Tuesday, March 17, 2020

Like Beer? Thank a Statistics Student

Today is St. Patrick's Day, a time of shamrock ☘☘☘☘ shenanigans in the U.S. often accompanied by consuming large quantities of beer. Though most of us are practicing social-distancing today because of Covid-19 (as recommended by the CDC), it's likely that many of us will still imbibe some alcohol tonight from the comfort of our sequestered homes. It is also likely that if you are doing this, you have a favorite beer. Every time you order it, you expect it to taste the same. It's a brand, after all! It's particular flavor is exactly why you bought that type over the competitors.

If you even casually enjoy beer, you should thank your nearest statistician. Without the work of one in particular, every beer you'd ever taste, even from the same brewery, would taste different.

To explain the story, I first need to explain one of the basic concepts of statistics: the normal curve. A normal curve is the representation of the probability of a particular event happening. Say that you have 10,000 of the same-sized jars. You fill up each of these with jellybeans, and then you want to know how evenly you divided the total number of jellybeans between each jar. Every time the number of jellybeans is counted from one jar, that is counted as a data point. Eventually you'll have 10,000 data points. If you made a graph of the number of times a particular number of jellybeans was counted, you should end up with a graph that looks like a steep hill. That's the normal curve.

A visualization of the normal curve. From:
https://www.youtube.com/watch?v=McSFVzc8Swk
A standard normal curve has a mean of 0 and a standard deviation of 1. A mean is the most likely event to happen and is located directly underneath the peak of the curve, while the standard deviation is a measure of how wide the curve is. To give some visual examples, I've generated a few example curves with different means (mu) and standard deviations (sigma) using MatLab 2019 (below).

Some normal curves with different values for mu and sigma
I generated using MatLab 2019.
In a perfect world, the normal curve is what every experiment produces. Sadly, we do not live in a perfect world. One rule of statistics is that if a sample size is large enough (for example, 10,000 jellybean jars), the data will naturally make a normal curve even if a smaller sample would not do so. I don't know about you, but I don't have the time to count that many jellybeans, even if I am alone in my apartment for a week. To keep ourselves from needing to run thousands of experiments, which wastes time, money, and resources, statisticians needed to find a way to approximate the normal curve using a smaller data set.

iStock.com/Nagalski
This is where the genius of a beer-maker comes in.
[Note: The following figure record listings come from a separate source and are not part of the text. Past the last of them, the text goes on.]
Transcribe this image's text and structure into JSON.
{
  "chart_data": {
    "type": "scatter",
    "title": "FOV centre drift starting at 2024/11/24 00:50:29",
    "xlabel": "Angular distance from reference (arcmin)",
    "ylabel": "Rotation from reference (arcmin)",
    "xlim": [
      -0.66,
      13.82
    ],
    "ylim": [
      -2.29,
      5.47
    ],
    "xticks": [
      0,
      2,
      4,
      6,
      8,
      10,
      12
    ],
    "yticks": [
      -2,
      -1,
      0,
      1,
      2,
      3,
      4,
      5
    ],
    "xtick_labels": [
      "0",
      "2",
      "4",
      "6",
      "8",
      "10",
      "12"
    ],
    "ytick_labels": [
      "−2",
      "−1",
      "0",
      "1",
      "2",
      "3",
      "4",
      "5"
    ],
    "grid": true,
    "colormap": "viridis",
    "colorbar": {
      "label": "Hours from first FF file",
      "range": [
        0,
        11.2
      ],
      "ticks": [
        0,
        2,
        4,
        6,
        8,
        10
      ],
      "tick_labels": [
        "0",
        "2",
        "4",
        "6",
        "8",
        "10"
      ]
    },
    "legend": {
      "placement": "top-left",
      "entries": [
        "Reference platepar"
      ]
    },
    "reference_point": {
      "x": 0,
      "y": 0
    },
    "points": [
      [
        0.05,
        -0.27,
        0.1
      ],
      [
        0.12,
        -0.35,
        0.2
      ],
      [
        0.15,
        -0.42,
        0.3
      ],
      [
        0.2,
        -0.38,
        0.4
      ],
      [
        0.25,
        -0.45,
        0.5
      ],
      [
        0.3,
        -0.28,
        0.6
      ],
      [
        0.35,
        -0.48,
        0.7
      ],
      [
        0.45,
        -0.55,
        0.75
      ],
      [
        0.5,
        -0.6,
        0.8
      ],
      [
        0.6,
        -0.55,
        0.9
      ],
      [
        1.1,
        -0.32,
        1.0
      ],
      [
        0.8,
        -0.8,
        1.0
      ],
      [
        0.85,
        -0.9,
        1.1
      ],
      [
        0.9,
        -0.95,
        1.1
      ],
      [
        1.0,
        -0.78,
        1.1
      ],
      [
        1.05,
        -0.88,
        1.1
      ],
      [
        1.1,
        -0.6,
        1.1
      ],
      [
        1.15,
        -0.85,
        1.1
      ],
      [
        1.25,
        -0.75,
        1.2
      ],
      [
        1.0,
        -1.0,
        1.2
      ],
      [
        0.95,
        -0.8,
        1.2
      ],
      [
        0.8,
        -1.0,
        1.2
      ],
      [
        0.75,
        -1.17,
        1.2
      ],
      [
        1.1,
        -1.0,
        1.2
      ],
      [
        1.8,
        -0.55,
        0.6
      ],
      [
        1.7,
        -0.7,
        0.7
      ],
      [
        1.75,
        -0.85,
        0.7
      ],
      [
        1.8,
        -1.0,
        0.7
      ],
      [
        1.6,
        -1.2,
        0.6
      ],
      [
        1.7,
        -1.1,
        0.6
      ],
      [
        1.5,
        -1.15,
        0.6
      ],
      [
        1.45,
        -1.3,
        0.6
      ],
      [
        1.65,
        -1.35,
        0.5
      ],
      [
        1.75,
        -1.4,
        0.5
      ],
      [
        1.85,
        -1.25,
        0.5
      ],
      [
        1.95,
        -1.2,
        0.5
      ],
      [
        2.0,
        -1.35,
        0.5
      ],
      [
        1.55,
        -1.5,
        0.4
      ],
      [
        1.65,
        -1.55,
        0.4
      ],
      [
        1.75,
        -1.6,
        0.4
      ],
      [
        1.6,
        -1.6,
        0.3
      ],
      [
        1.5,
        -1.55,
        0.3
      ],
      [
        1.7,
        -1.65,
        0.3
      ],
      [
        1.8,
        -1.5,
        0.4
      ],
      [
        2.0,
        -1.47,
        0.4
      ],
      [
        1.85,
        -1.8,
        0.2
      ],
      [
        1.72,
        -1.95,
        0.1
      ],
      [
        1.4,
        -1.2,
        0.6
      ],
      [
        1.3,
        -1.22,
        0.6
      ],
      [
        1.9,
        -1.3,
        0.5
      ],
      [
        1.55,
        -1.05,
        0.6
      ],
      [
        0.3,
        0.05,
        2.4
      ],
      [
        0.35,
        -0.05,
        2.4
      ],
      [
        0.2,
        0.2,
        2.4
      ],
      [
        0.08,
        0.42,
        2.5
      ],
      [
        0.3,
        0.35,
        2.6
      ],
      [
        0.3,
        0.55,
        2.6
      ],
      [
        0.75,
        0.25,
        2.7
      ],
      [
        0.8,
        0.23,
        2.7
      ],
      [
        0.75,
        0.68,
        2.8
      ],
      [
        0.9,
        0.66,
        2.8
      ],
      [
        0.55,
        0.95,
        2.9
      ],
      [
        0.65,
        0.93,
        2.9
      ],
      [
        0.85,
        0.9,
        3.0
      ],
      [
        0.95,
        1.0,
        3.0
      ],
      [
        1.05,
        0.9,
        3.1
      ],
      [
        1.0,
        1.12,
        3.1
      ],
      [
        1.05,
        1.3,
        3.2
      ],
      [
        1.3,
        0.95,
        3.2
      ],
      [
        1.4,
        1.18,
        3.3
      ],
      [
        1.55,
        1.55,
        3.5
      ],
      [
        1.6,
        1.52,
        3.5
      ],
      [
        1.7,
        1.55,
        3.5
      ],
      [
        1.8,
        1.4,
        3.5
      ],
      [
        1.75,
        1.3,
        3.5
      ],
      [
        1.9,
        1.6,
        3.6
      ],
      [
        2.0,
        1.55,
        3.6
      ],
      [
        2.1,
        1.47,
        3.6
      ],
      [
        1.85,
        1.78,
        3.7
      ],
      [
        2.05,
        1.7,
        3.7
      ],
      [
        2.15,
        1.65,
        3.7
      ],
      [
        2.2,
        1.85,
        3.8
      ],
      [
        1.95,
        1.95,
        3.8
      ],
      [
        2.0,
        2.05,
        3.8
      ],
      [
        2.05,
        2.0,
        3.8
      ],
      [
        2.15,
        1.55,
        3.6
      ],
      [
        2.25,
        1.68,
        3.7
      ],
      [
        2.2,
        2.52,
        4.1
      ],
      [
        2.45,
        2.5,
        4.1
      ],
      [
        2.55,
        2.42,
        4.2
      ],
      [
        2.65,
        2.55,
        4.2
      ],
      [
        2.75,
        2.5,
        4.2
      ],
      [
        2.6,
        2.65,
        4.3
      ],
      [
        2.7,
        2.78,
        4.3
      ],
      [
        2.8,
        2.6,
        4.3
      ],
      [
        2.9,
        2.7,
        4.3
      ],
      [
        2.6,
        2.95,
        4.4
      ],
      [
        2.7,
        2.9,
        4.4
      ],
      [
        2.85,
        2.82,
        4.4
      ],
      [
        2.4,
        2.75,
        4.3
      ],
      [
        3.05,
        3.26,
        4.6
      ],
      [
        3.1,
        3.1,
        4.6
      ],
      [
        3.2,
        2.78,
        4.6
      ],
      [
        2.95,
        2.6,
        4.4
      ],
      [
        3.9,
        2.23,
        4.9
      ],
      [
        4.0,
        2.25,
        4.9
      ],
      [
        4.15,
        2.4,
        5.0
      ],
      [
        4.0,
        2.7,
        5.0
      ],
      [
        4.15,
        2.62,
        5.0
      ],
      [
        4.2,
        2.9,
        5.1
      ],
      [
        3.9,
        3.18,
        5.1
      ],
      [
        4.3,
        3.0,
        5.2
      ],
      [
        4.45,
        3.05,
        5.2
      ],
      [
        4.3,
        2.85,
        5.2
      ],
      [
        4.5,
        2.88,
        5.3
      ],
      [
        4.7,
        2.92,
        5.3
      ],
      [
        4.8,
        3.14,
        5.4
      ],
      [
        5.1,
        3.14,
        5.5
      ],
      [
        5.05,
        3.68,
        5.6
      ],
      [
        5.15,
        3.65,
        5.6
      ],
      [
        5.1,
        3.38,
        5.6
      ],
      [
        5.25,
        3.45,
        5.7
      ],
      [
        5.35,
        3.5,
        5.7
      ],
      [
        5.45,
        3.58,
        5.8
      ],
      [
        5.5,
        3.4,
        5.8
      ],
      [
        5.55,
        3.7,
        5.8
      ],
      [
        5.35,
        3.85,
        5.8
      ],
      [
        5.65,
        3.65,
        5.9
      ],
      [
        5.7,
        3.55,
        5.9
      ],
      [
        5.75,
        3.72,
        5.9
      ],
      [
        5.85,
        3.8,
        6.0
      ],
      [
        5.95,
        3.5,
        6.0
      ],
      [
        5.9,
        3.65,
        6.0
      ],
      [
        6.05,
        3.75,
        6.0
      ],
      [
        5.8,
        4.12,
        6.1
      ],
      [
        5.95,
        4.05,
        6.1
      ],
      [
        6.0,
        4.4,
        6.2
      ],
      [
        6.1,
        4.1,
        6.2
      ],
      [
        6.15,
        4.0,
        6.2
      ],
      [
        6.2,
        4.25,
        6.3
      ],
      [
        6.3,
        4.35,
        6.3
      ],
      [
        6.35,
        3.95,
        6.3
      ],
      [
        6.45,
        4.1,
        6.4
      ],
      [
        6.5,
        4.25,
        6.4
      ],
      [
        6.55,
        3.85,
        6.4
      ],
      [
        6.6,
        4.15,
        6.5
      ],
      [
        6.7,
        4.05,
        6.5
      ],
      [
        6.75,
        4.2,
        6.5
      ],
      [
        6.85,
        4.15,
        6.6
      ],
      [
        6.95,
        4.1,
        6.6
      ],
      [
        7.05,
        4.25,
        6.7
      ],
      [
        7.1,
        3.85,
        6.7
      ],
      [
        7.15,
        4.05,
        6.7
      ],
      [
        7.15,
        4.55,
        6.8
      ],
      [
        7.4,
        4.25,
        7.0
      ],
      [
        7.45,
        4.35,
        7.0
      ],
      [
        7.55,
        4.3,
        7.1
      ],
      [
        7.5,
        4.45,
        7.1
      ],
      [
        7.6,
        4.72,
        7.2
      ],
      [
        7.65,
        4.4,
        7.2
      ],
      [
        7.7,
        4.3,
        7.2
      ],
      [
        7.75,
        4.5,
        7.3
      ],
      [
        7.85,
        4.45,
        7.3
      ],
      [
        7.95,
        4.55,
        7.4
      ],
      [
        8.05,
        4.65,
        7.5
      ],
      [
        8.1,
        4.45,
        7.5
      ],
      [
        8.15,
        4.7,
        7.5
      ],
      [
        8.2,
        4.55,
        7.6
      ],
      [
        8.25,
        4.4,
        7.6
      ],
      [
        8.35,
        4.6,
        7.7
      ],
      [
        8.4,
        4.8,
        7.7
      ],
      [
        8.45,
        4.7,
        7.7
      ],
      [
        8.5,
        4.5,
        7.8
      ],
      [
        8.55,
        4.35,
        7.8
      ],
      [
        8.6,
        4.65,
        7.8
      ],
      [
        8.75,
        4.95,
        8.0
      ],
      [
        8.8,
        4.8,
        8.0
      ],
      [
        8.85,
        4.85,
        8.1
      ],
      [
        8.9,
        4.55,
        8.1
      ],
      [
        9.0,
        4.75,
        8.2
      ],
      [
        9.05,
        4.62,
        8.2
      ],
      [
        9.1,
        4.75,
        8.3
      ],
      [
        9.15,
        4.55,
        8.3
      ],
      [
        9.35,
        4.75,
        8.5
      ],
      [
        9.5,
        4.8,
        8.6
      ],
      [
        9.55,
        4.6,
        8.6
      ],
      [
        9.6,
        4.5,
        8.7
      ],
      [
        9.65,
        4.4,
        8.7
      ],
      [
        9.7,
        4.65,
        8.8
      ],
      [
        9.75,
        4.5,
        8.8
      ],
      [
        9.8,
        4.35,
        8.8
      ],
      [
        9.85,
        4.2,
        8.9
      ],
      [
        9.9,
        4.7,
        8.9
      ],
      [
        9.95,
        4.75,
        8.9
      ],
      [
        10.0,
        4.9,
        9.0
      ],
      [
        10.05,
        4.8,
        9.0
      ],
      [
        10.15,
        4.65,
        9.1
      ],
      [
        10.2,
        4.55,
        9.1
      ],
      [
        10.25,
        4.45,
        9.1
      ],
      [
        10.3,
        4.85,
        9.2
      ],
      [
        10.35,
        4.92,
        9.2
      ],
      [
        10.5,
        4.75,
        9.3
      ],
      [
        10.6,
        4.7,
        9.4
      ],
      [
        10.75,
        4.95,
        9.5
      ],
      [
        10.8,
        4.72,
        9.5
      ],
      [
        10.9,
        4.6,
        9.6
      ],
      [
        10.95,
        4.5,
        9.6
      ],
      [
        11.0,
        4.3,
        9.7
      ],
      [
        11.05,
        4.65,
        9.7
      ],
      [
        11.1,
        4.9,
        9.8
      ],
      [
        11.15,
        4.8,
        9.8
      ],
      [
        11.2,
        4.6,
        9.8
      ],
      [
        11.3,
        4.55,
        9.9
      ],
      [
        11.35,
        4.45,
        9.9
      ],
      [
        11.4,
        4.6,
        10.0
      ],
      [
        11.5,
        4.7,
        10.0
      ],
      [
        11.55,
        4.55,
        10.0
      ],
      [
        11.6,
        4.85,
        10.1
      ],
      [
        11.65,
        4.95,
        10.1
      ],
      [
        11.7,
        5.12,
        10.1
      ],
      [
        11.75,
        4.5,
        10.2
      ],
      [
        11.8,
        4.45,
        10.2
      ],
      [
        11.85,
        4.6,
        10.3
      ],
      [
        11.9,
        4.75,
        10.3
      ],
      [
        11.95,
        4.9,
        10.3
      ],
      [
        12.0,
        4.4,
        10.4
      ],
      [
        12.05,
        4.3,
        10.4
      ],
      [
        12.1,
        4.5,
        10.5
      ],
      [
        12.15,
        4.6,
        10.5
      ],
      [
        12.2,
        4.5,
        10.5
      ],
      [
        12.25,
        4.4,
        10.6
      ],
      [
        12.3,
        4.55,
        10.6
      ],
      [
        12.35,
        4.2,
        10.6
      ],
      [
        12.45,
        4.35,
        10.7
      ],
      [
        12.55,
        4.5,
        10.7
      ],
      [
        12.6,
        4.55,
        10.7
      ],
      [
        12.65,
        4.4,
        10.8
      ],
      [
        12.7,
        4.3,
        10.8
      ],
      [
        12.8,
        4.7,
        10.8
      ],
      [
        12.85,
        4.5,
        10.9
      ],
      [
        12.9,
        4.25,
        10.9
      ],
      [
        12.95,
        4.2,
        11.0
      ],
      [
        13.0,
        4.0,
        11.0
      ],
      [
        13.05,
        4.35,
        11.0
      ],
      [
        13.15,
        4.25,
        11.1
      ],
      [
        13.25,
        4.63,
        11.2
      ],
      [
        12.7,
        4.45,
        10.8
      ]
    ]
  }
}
In 1899, William Sealy Gosset was a recent natural sciences and mathematics graduate at the University of Oxford. He had just been hired at the Guinness brewery in Dublin, Ireland as part of their initiative to develop rigorous testing protocols for their beers and solve other industrial problems. Gosset's strong background in biochemistry and statistics meant he was well-suited for these tasks. One major problem at Guinness was that the beer was inconsistent in flavor. Some batches were so terrible they simply could not be sold. Quality control was non-existent at the time, and this was costing the company money. How could this be fixed?
Photograph of British statistician William Sealy
Gosset, taken in 1908. Public domain, courtesy of
Wikipedia.

Gosset was the one who solved it, though no one knew it was him for a while. He was interested in determining the values of a general normal curve even when sample sizes were very small--sometimes as few as 3! Over years of work he identified patterns and studied the work of other statisticians, Karl Pearson being one of them (if Pearson's name sounds familiar, you've probably heard of him in the context of correlation--he invented it). Gosset eventually came up with a specific adaptation of the normal curve equations to relate it to small sample sizes. Today, this is called Student's t-test.

Gosset finally published his work in 1908 in the journal Biometrika under the pseudonym Student. Why not publish under his own name to receive credit for it? Under Guinness' rules, no one could publish their research; industry secrets and all, of course. Gosset was forced to publish the research paper under a false name. He then spent the rest of his 38-year career at Guinness, creating rigid quality control standards and brewing the dark stouts enjoyed today.

Happy St. Patrick's Day! Stay safe and healthy out there, and may the road rise to meet you. ☘☘☘☘

Sources:
https://en.wikipedia.org/wiki/Student%27s_t-distribution#History_and_etymology

Salsburg, David. The Lady Drinking Tea: How Statistics Revolutionized Science in the Twentieth Century. Henry Holt and Co. New York City, NY, USA. 2002. ISBN 13: 978-0805071344.